Federico contro la minoranza: “Cerchino i responsabili tra chi ha causato il dissesto, non tra chi cerca di uscirne”

“Pensano di fare campagna elettorale strumentalizzando e pubblicizzando il ricorso a Organi di controllo e Istituzioni pur di far pensare a qualche profilo di illegittimità negli atti di un’Amministrazione che ha sempre operato nel rigore e nella legalità”.

Il vicesindaco con delega al Bilancio Rosanna Federico non lascia passare le ipotesi della minoranza e, pur senza mai nominarli, affonda i colpi sui consiglieri Antonio Procopio e Luigi Tassone che avevano avanzato dubbi sulla gestione della dichiarazione di dissesto e sui suoi effetti.
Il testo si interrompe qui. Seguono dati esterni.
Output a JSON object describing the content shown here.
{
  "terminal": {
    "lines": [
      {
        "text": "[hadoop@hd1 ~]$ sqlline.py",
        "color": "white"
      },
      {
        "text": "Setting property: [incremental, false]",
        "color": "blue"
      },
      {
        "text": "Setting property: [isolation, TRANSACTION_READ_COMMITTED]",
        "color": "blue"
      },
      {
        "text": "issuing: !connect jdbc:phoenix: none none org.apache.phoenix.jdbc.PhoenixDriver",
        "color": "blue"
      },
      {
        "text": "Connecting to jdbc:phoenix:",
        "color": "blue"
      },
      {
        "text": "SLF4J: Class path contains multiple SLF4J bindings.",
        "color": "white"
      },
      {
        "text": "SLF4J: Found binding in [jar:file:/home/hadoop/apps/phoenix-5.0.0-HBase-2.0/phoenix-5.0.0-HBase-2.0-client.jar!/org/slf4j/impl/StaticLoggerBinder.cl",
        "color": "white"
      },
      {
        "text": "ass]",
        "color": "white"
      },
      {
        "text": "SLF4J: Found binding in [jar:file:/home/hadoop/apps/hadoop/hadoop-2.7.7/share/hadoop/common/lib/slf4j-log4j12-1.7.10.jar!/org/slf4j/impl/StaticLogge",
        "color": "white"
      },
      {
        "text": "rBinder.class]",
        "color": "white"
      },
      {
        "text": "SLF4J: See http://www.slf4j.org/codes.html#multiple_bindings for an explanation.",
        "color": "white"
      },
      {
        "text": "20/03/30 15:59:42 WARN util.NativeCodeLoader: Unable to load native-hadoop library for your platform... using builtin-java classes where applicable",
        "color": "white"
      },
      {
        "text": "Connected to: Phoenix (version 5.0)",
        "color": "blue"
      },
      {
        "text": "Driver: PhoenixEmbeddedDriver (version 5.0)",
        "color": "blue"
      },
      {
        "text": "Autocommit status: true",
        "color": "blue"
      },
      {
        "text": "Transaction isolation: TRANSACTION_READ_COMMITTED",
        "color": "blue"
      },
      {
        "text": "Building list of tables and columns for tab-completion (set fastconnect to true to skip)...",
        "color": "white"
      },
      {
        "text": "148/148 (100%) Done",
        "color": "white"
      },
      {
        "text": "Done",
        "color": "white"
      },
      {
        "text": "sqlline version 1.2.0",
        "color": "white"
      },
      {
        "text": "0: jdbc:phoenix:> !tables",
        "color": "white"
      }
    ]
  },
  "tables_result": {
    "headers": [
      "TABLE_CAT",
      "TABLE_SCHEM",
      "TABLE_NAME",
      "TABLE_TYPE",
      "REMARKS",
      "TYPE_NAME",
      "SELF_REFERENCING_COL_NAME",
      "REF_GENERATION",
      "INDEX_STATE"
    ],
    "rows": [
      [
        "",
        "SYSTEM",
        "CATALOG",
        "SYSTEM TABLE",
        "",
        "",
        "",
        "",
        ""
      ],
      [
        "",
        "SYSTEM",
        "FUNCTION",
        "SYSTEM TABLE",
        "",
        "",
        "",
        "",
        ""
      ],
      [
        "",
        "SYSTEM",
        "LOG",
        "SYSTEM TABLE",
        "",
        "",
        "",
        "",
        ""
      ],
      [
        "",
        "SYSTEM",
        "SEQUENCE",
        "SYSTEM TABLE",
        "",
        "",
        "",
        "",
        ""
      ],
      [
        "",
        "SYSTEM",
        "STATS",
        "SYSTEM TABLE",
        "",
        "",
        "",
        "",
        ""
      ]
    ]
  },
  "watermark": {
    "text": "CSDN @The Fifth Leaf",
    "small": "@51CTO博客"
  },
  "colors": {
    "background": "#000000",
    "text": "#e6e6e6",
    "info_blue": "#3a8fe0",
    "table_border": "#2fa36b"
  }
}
Riferendosi agli attacchi della controparte, Federico sostiene che “lo hanno già fatto una volta, nel tentativo di ostacolare, a discapito della sicurezza dei serresi, i lavori di messa in sicurezza del fiume Ancinale (di cui abbiamo visto recentemente l’estrema importanza). Lo fanno oggi, con numeri buttati lì, senza probabilmente averli capiti fino in fondo e senza tenere conto che la procedura di dissesto è una procedura complessa e in evoluzione e che numeri contenuti in atti di anni fa (che guarda caso leggono solo in prossimità delle elezioni) possono essere non più attuali”. A destare particolare stupore per Federico è quella che indica come “la cosa più grave”,  cioè che “si interpellano gli organi di controllo per chiedere l’accertamento di profili di responsabilità, non di chi ha lasciato un comune con milioni di euro di debiti, ma di chi, sulla base di relazioni tecniche, ha inteso avviare un percorso di risanamento”, nel quale “purtroppo, non sono rientrati né gli oltre 6.000.000 di euro di BOC (una rata ventennale che, con gli interessi, ha pesato, dal 2005 ad oggi, quasi 450.000 euro all’anmo); né gli oltre 5.500.000 euro di Fondi Anticipazione di Liquidità (debiti contratti tra il 2013 e il 2020 per coprire altri debiti)”. Queste operazioni avrebbero generato ricadute negative “sulle tasche e sui servizi dei serresi e ancora si ripercuoteranno per anni”. Di conseguenza, a suo avviso, è “ridicolo che il controllo lo si invochi oggi su chi il debito lo sta gestendo e non lo si sia invocato in passato su chi i debiti li ha fatti o notevolmente aggravati”. Guardando ai prossimi mesi, Federico si augura che “non sia davvero questo il modo in cui si vorrà portare avanti questa campagna elettorale perché, se siamo pronti a confrontarci su qualsiasi argomento politico e amministrativo, non saremo certo disponibili a farci  addossare colpe di altri, né tantomeno ad accettare passivamente illazioni o tentativi di gettare ombre sull’onestà e sulla legalità del nostro operato”. Sicura che “i serresi sapranno giudicare nell’urna, la vicesindaco auspica l’affermazione del “dovere politico, civico e morale” di “impegnarci in una campagna elettorale con meno veleni e più contenuti, che sia corretta, leale e rispettosa di tutti ma, principalmente, di chi vorremmo venisse a votarci”.